I was at the old-age home (sorry, "retirement community") last week -- a place that gives me the creeps even though many of my friends and former colleagues seem to live there happily. (I'm on the waiting list but I hope that I'll never be constrained to move in.) I was there to share lunch with a 90-year-old friend. At the next table over (in the rather luxurious dining room) was a woman whom I knew slightly fifty years ago -- as a neighbor and as the mother of a Flatirons Elementary School tudent. She's 89, a widow, and still healthy, still attractive.
She (let's call her Ms. GK) initiated the conversation with this question. "Is your wife still alive?"

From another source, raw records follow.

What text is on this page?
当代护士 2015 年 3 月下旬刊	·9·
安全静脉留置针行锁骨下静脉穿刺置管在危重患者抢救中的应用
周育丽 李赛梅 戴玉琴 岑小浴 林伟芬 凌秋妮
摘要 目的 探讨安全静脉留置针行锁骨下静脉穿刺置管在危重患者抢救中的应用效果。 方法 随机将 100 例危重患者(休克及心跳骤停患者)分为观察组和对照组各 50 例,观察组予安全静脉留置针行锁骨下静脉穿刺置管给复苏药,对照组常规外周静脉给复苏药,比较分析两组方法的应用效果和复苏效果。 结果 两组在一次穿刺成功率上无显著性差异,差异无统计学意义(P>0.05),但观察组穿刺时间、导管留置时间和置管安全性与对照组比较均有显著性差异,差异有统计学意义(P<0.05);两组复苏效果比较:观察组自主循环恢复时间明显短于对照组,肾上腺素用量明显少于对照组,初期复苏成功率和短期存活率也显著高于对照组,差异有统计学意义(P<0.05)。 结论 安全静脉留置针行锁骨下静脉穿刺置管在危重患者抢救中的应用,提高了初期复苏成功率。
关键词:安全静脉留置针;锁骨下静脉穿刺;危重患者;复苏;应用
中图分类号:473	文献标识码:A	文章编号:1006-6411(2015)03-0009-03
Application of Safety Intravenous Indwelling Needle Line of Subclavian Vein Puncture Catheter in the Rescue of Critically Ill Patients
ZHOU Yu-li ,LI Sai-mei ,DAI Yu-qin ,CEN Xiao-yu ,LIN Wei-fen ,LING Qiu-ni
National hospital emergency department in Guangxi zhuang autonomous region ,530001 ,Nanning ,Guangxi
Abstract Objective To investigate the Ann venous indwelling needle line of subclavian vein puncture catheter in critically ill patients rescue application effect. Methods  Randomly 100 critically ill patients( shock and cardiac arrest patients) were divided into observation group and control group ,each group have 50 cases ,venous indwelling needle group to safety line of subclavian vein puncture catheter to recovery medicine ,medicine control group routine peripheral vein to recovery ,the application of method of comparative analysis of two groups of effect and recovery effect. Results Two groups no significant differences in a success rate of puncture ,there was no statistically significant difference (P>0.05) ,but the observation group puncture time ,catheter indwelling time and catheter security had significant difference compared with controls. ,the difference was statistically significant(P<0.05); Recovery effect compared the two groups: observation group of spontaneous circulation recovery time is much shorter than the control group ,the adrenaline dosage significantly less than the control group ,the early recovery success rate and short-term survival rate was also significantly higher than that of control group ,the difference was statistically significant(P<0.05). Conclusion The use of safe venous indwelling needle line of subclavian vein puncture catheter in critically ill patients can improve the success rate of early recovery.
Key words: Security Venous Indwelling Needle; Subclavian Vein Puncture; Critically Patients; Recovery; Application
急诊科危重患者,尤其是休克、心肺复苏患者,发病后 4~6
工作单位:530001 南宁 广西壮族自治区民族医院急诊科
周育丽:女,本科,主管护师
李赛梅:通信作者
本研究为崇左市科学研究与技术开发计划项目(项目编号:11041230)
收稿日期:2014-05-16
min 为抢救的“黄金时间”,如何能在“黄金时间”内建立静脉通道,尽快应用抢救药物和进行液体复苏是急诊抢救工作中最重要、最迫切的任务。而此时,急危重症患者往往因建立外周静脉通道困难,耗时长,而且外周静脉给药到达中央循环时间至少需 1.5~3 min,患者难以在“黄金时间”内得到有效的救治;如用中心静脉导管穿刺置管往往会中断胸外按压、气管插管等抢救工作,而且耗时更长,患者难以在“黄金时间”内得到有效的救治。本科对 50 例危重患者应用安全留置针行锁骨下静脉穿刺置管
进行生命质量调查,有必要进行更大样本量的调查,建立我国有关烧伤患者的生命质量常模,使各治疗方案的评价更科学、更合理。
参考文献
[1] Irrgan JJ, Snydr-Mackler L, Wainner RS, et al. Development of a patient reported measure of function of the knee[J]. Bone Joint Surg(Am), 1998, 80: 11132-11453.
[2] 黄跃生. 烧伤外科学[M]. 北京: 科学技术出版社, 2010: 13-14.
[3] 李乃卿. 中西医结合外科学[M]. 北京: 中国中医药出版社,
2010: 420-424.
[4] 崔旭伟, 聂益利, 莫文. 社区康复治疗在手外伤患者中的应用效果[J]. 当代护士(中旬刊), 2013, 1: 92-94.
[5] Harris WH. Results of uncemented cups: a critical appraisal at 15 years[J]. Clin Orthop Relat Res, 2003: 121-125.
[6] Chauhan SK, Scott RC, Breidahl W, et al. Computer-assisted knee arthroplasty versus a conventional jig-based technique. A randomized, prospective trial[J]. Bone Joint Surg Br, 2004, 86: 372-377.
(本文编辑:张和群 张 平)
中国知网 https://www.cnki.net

It wasn't the inquiry itself that took me aback. It was the casual way in which it was asked, with no more emotional resonance than, say, "do you want raisins in your cereal?" or, "is it raining outside?"
Which made me realize that Ms. GK -- and all her fellow denizens of the facility -- live in a world of "sole-survivors" where the deaths of spouses "were as plentie as Blackberries." Therefore, there is nothing noteworthy or remarkable for her to inquire about the status of a long time companion, especially when more than half of husbands and wives have already kicked the old bucket.
Nevertheless, the lack of emotion, the cold bloodedness, the absence of euphemism, of Ms. GK's question produced in me a "take stock" moment. Whether we are in or out of the institution, we are in the same ninth-decade world.
But I do hope that I myself do not become quite so matter-of-fact about the death of friends and family.